Poorly designed transformations are common problems. The technology these days is so flexible and able to accommodate so many different requirements that, in some instances, you could be writing transformations that are much more complex than what is required. In the world of data integration, the ability to alter both schemas and content from a source to a target is a core requirement, but in doing so you need to optimize how the transformation executes.
This typically means working with your data integration technology vendor to determine the best approach to deal with complex transformation requirements. If performance is a core consideration, then you need to understand how to optimize the schema and content transformation, and in doing so remove a common bottleneck.

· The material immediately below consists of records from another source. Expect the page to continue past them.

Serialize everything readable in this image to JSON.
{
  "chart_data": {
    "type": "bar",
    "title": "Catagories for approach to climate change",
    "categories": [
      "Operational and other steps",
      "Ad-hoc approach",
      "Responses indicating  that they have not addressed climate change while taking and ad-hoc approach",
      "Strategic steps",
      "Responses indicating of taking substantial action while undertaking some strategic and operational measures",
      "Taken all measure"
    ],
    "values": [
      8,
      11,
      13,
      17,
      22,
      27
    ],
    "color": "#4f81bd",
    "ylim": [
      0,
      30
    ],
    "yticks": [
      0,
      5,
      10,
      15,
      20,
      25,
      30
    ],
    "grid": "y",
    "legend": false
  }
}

Over eating is really a design issue around the consumption of too much data at one time into the adapter and integration engine. This is typically not an issue with the integration engine, but just a design mistake. Instead of consuming a bunch of small portions of data, such as each sales transaction, huge chunks of data are pulled in at the same time. Sometimes there are reasons to pull in huge chunks of data, but in many cases it’s not a requirement.
Of course, as with all design mistakes, the data integration engine will accommodate you. However, the granularity in how you consume the source data, or push to a target, typically means that your performance is less than optimal. Again, work with the data integration technology provider to determine the best practices and design guidelines here, but as a rule of thumb, smaller and many is better than larger and few.
Performance is often overlooked when those charged with driving data integration solutions just want to get things up-and-running. It’s understandable. Moreover, the data integration technology is so powerful these days that it’s very forgiving and able to work around many of the inefficiencies of design. However, with a bit of forethought, performance won’t be an issue within your data integration solution.